If Turkey and their jihadi partners do subjugate Afrin, this will likely become a classic example of winning the battle while losing the war. The Syrian Kurds have one of the highest birth rates in the region, and for every member of the YPG/J that Turkey fells, there will be a whole roster of sisters, brothers, and cousins ready to enlist in their memory. A prolonged fight against a skilled and determined guerrilla force defending its native soil could also be debilitating to the Turkish military. The Kurds are intimately familiar with the layout of Afrin canton, and its rugged terrain is favorable to a mobile and light infantry force like the YPG/J. It’s also unfavorable to the method of heavy artillery and aerial bombardment that the Turkish armed forces are currently deploying, a tactic that appears motivated by Turkey’s hesitation to engage the Kurds directly. And while Turkey may be able to defeat the Kurds of Afrin in a conventional engagement, this does not preclude the likely contingency that the Kurds disperse into the hills and adopt insurgent tactics designed to wear down their opponent. This could make long-term occupation of Afrin a miserable, costly process that only becomes more arduous with time.

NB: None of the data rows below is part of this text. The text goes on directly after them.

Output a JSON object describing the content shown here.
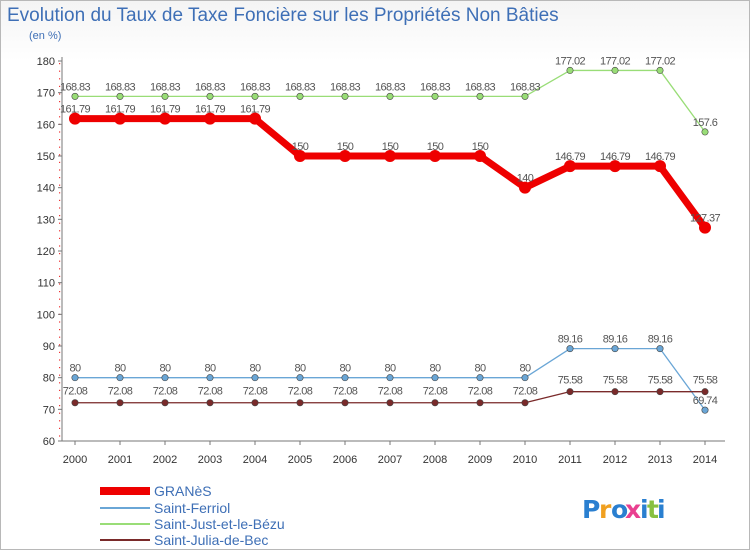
{
  "chart_data": {
    "type": "line",
    "title": "Evolution du Taux de Taxe Foncière sur les Propriétés Non Bâties",
    "subtitle": "(en %)",
    "x": [
      "2000",
      "2001",
      "2002",
      "2003",
      "2004",
      "2005",
      "2006",
      "2007",
      "2008",
      "2009",
      "2010",
      "2011",
      "2012",
      "2013",
      "2014"
    ],
    "ylim": [
      60,
      180
    ],
    "yticks": [
      60,
      70,
      80,
      90,
      100,
      110,
      120,
      130,
      140,
      150,
      160,
      170,
      180
    ],
    "grid": false,
    "legend_position": "bottom-left",
    "series": [
      {
        "name": "GRANèS",
        "color": "#ee0000",
        "values": [
          161.79,
          161.79,
          161.79,
          161.79,
          161.79,
          150,
          150,
          150,
          150,
          150,
          140,
          146.79,
          146.79,
          146.79,
          127.37
        ],
        "labels": [
          "161.79",
          "161.79",
          "161.79",
          "161.79",
          "161.79",
          "150",
          "150",
          "150",
          "150",
          "150",
          "140",
          "146.79",
          "146.79",
          "146.79",
          "127.37"
        ]
      },
      {
        "name": "Saint-Ferriol",
        "color": "#6aa6d6",
        "values": [
          80,
          80,
          80,
          80,
          80,
          80,
          80,
          80,
          80,
          80,
          80,
          89.16,
          89.16,
          89.16,
          69.74
        ],
        "labels": [
          "80",
          "80",
          "80",
          "80",
          "80",
          "80",
          "80",
          "80",
          "80",
          "80",
          "80",
          "89.16",
          "89.16",
          "89.16",
          "69.74"
        ]
      },
      {
        "name": "Saint-Just-et-le-Bézu",
        "color": "#99dd77",
        "values": [
          168.83,
          168.83,
          168.83,
          168.83,
          168.83,
          168.83,
          168.83,
          168.83,
          168.83,
          168.83,
          168.83,
          177.02,
          177.02,
          177.02,
          157.6
        ],
        "labels": [
          "168.83",
          "168.83",
          "168.83",
          "168.83",
          "168.83",
          "168.83",
          "168.83",
          "168.83",
          "168.83",
          "168.83",
          "168.83",
          "177.02",
          "177.02",
          "177.02",
          "157.6"
        ]
      },
      {
        "name": "Saint-Julia-de-Bec",
        "color": "#7a2a2a",
        "values": [
          72.08,
          72.08,
          72.08,
          72.08,
          72.08,
          72.08,
          72.08,
          72.08,
          72.08,
          72.08,
          72.08,
          75.58,
          75.58,
          75.58,
          75.58
        ],
        "labels": [
          "72.08",
          "72.08",
          "72.08",
          "72.08",
          "72.08",
          "72.08",
          "72.08",
          "72.08",
          "72.08",
          "72.08",
          "72.08",
          "75.58",
          "75.58",
          "75.58",
          "75.58"
        ]
      }
    ]
  },
  "logo": {
    "text": "Proxiti"
  }
}
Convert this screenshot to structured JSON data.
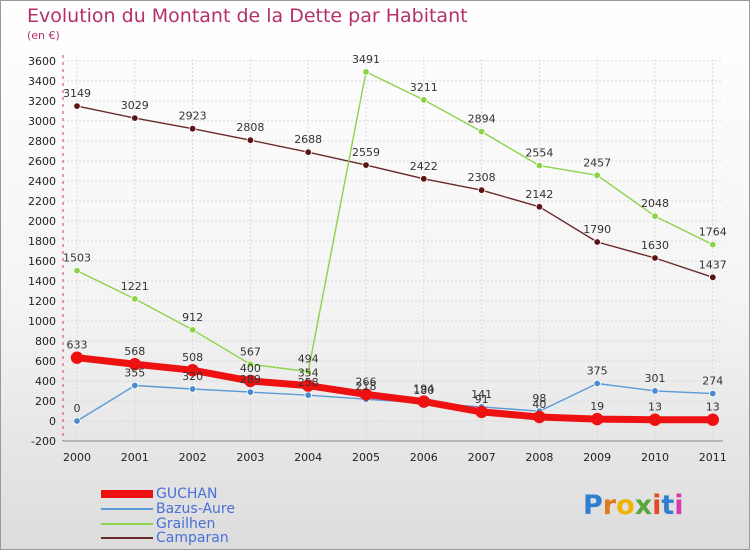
{
  "header": {
    "title": "Evolution du Montant de la Dette par Habitant",
    "subtitle": "(en €)"
  },
  "colors": {
    "GUCHAN": "#ee1111",
    "Bazus-Aure": "#5b9ad5",
    "Grailhen": "#8ed24a",
    "Camparan": "#6b2a2a",
    "title": "#b3306a",
    "legend_text": "#4a6fd8"
  },
  "brand": {
    "logo_text": "Proxiti"
  },
  "chart_data": {
    "type": "line",
    "title": "Evolution du Montant de la Dette par Habitant",
    "subtitle": "(en €)",
    "xlabel": "",
    "ylabel": "",
    "ylim": [
      -200,
      3600
    ],
    "ytick_step": 200,
    "grid": true,
    "legend_position": "bottom-left",
    "x": [
      "2000",
      "2001",
      "2002",
      "2003",
      "2004",
      "2005",
      "2006",
      "2007",
      "2008",
      "2009",
      "2010",
      "2011"
    ],
    "series": [
      {
        "name": "GUCHAN",
        "values": [
          633,
          568,
          508,
          400,
          354,
          266,
          194,
          91,
          40,
          19,
          13,
          13
        ]
      },
      {
        "name": "Bazus-Aure",
        "values": [
          0,
          355,
          320,
          289,
          258,
          218,
          180,
          141,
          98,
          375,
          301,
          274
        ]
      },
      {
        "name": "Grailhen",
        "values": [
          1503,
          1221,
          912,
          567,
          494,
          3491,
          3211,
          2894,
          2554,
          2457,
          2048,
          1764
        ]
      },
      {
        "name": "Camparan",
        "values": [
          3149,
          3029,
          2923,
          2808,
          2688,
          2559,
          2422,
          2308,
          2142,
          1790,
          1630,
          1437
        ]
      }
    ]
  }
}
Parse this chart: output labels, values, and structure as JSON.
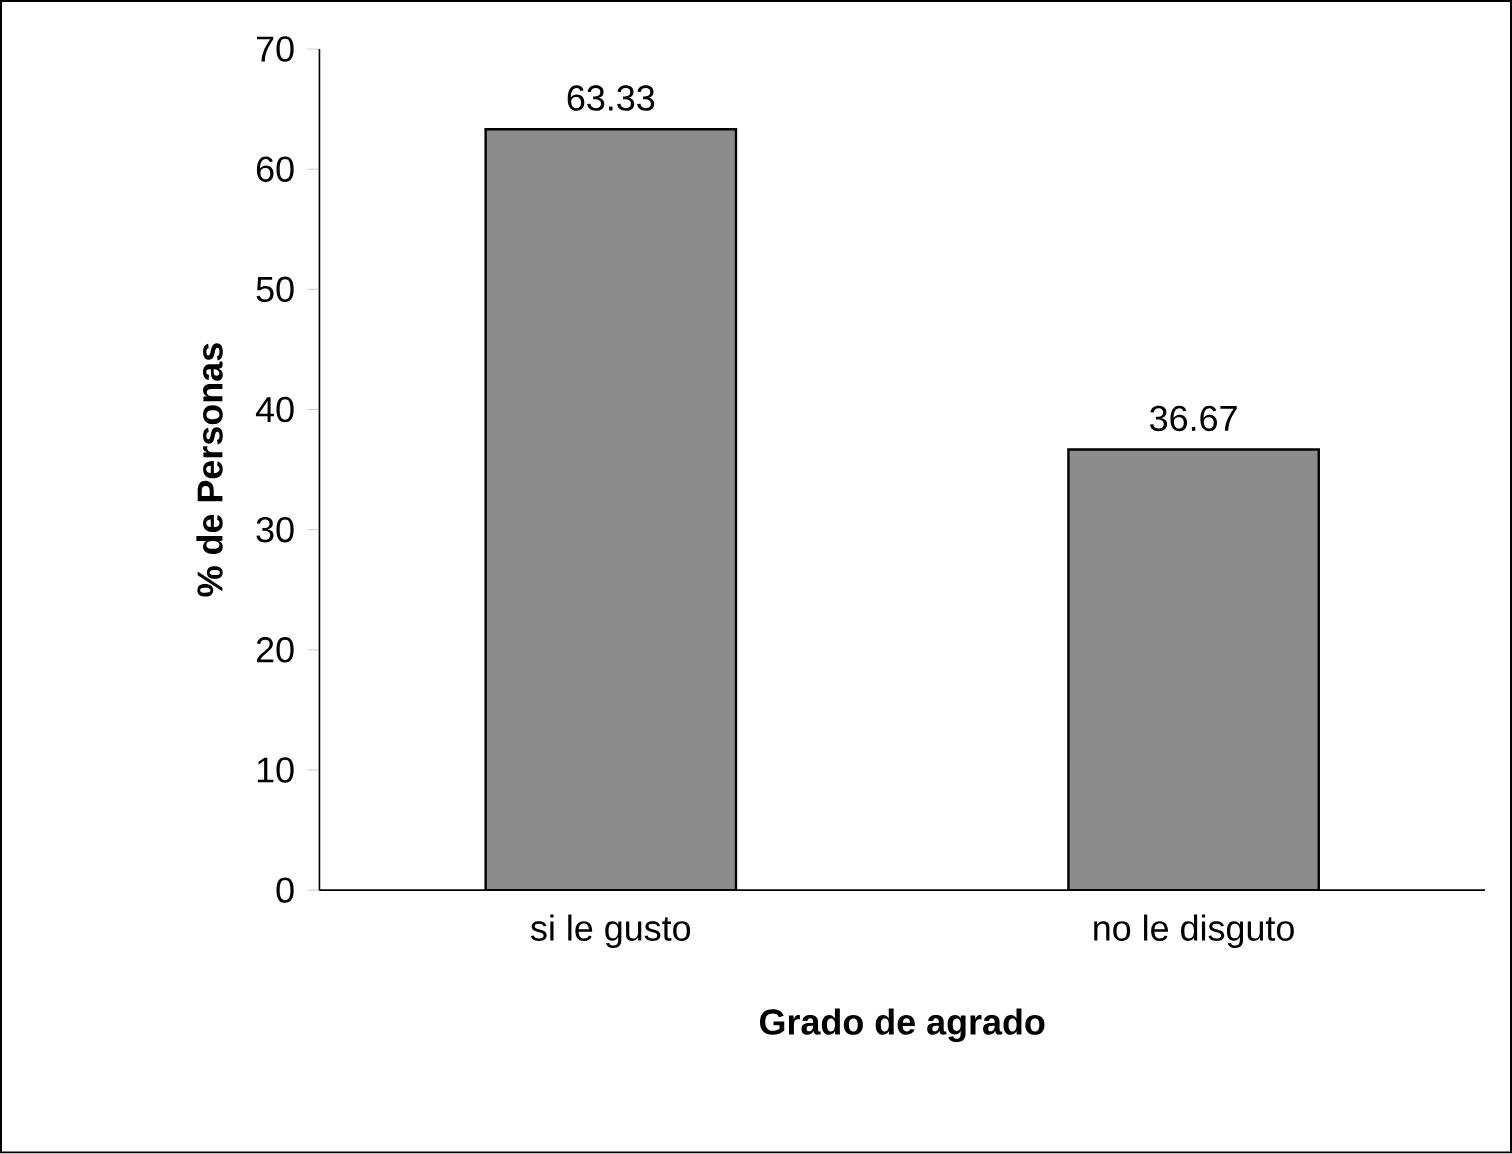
{
  "chart_data": {
    "type": "bar",
    "xlabel": "Grado de agrado",
    "ylabel": "% de Personas",
    "categories": [
      "si le gusto",
      "no le disguto"
    ],
    "values": [
      63.33,
      36.67
    ],
    "color": "#8c8c8c",
    "ylim": [
      0,
      70
    ],
    "yticks": [
      0,
      10,
      20,
      30,
      40,
      50,
      60,
      70
    ],
    "grid": false,
    "data_labels": true
  }
}
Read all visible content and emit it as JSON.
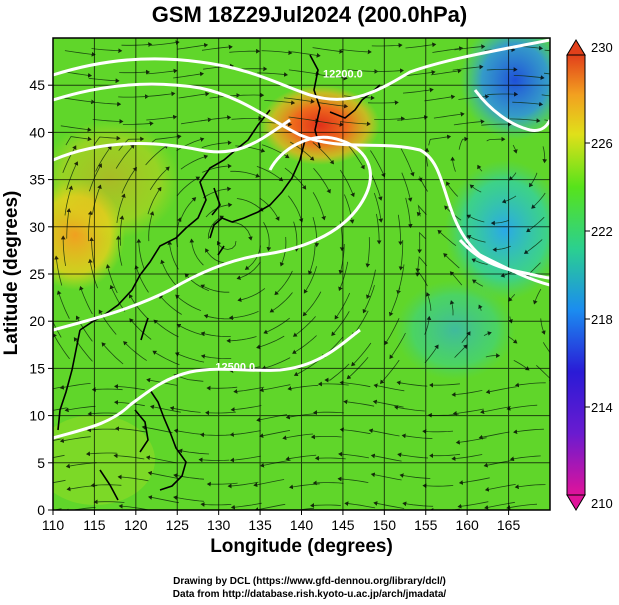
{
  "title": "GSM 18Z29Jul2024 (200.0hPa)",
  "x_axis": {
    "label": "Longitude (degrees)",
    "range": [
      110,
      170
    ],
    "ticks": [
      "110",
      "115",
      "120",
      "125",
      "130",
      "135",
      "140",
      "145",
      "150",
      "155",
      "160",
      "165"
    ]
  },
  "y_axis": {
    "label": "Latitude  (degrees)",
    "range": [
      0,
      50
    ],
    "ticks": [
      "0",
      "5",
      "10",
      "15",
      "20",
      "25",
      "30",
      "35",
      "40",
      "45"
    ]
  },
  "colorbar": {
    "range": [
      210,
      230
    ],
    "tick_labels": [
      "210",
      "214",
      "218",
      "222",
      "226",
      "230"
    ],
    "colors": [
      "#e0139a",
      "#2a1bd6",
      "#1b8cf0",
      "#2bd08f",
      "#57e31b",
      "#e0e01a",
      "#f2a020",
      "#e2401b"
    ]
  },
  "contour_labels": [
    {
      "text": "12200.0",
      "lon": 145.0,
      "lat": 45.8
    },
    {
      "text": "12500.0",
      "lon": 132.0,
      "lat": 14.8
    }
  ],
  "credits": [
    "Drawing by DCL (https://www.gfd-dennou.org/library/dcl/)",
    "Data from http://database.rish.kyoto-u.ac.jp/arch/jmadata/"
  ]
}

The loss of Afrin, should it fall, would not be as strategically impactful as a Turkish push into the main body of Rojava (Syrian Kurdistan). The Syrian Kurds would have gained deeper understanding of how the Turkish military operates against their forces in the interim while giving them time to prepare for possible incursion into other portions of their territory. The resultant brutality against Afrin’s Kurds would further steel the determination of their siblings in the east while accelerating YPG/J recruitment. It might also unify the often fractious Kurds in ways beneficial to the Syrian Kurdish authorities. The Turkish invasion of Afrin cannot be honestly described as anything other than homicidal aggression, which has caused both the PUK and KNC to condemn the attack as "near genocide" despite their longstanding tensions with the PYD.

A wholesale Turkish invasion of Rojava could accelerate a sort of Pan-Kurdish nationalism, risking a future cross-regional war against an alliance of Kurdish forces from Syria, Turkey, and even Iraq. A war between Turkey and a unified Kurdish front is not beyond the realm of possibility assuming Turkey attempts to overtake the entirety of Rojava, and I don't think it's a fight Turkey can win in the long haul. The classic refrain among Kurds is that they ultimately have "no friend but the mountains". But, in the end, they oftentimes find renewed camaraderie with fellow Kurds the moment they’re backed up against a wall.

A perennial rule of guerrilla warfare is that victory is often determined by sheer human resilience rather than technological or firepower superiority. The question in Afrin remains whether the Turkish military has the fortitude to engage a hardened force hellbent on fighting to the last. Even if they do, it could be an ugly, harrowing victory that inflicts immense degradation on the perpetrator in the pursuit of very little.